The real issue here is that he has no clue what he wants to do. At one point it was police officer, at another realtor, his father is a head chef who got laid off during the COVID crisis, he loves to cook, but “only for himself”. His emotional issues don’t help, he is moody and seems to be depressed. His parents took him in for help, but he refuses to take meds, because of the side effects, according to him. My wife who has been taking Paxil for 30 years failed to persuade him, this was possibly a good option.
So his minimal plan is get his GED, get a job at a Raising Canes Chicken Fast Food*, and move in with his friend who is supposed to be buying a house. All I can say is that it is something, better than hanging out in his Father’s basement, but at least it is movement for now. As I said at the beginning of this thread, he has to get fed up with his situation before he does something about it and hopefully this is phase one.
*Of note, none of the fast food restaurants require a High school education for employment, but he has been convinced he needs one, which is good. The thing about any diploma or degree, is that in a crowded hiring market with too few jobs, employers frequently use diplomas as a screening tool, because the diploma means that you have the ability to apply yourself to something, even if it does not guarantee you’ll be the best employee, it’s one primary way to screen a group of prospective employees.
Maybe it was a different time, but as someone who realized I had to do something to support myself for when I became an adult, my career choice was a no brainer and admittedly, I was very lucky to have identified something, two things that I loved (despite many challenges) that paid well, and for being a commercial pilot, I was extremely motivated to make it happen.
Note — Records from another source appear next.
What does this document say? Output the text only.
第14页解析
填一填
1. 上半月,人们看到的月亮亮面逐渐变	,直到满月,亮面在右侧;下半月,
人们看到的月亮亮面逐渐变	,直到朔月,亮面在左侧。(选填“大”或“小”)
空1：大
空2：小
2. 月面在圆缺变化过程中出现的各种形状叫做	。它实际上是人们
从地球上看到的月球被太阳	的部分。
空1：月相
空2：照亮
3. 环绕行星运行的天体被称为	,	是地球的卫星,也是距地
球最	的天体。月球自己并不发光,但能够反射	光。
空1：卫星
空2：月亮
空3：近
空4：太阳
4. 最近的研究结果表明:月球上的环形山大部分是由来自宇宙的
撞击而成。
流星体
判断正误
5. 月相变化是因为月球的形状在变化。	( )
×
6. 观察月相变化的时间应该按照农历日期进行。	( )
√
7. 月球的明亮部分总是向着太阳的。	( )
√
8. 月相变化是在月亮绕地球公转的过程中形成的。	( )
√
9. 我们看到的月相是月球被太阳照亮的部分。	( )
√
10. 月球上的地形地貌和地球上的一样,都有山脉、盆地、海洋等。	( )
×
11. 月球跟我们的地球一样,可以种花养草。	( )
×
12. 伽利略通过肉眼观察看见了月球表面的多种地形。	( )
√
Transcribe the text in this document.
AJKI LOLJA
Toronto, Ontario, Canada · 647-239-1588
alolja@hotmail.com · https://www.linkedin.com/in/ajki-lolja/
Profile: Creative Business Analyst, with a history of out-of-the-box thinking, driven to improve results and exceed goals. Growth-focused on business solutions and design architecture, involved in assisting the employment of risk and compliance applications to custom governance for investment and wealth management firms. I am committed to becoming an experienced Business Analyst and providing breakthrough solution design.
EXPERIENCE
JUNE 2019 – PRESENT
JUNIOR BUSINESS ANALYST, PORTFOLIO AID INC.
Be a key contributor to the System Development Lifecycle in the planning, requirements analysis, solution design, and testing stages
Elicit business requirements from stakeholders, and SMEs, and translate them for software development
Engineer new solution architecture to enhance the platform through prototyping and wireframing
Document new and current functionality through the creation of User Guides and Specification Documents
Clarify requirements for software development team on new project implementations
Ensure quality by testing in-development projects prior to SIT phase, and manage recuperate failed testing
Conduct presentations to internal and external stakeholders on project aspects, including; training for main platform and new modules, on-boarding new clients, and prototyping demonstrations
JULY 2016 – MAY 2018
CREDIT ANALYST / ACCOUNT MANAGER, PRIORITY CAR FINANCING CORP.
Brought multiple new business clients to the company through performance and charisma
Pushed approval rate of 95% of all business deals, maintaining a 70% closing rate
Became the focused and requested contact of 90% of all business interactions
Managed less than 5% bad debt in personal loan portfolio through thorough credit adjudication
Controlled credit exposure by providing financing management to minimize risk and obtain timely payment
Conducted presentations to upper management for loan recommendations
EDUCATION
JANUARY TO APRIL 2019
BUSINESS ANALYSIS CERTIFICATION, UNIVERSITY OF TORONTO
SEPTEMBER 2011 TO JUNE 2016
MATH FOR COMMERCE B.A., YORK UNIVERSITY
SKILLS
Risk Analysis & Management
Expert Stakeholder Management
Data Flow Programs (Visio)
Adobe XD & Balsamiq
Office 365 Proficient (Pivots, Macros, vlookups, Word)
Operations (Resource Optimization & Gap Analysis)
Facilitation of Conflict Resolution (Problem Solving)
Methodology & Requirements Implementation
In comparison, no offense intended to anyone, everything else, working in an office, seemed dull and grey. If it had not been a pilot, option 2 would have been architect and I took prep courses for that in college, while I pursued my 4 year military scholarship to have someone else pay my way to being a pilot.
So when I see someone drop out of high school for reasons other than extreme financial hardship, or instability at home, I have to ask what is going on? Yes his parents are separated and getting a divorce, but dropping out of school is a dead end choice as in, this is what you did today, but what are you going to do tomorrow? Is it that hard to see this?
Minnesota has a significant % of kids who drop out of school, when our son graduated in 2000, but Nationally less today, than 50 years ago (
Link), while realizing the economy today is fundamentally much less forgiving regarding a low education level. When you drop out of school, how does the individual view the next step? I have to believe there is a disconnect or not seeing the reality of the situation.
But it’s the psychology of dropping out and not being able to see the forest for the tees element. His emotional issues are not helping his situation. I’ve talked to him many times about his path, and he’s always said he has one, but he has strayed from it several times now.
And I’ll be clear about something, helping him, is not carrying him, we are too old to carry.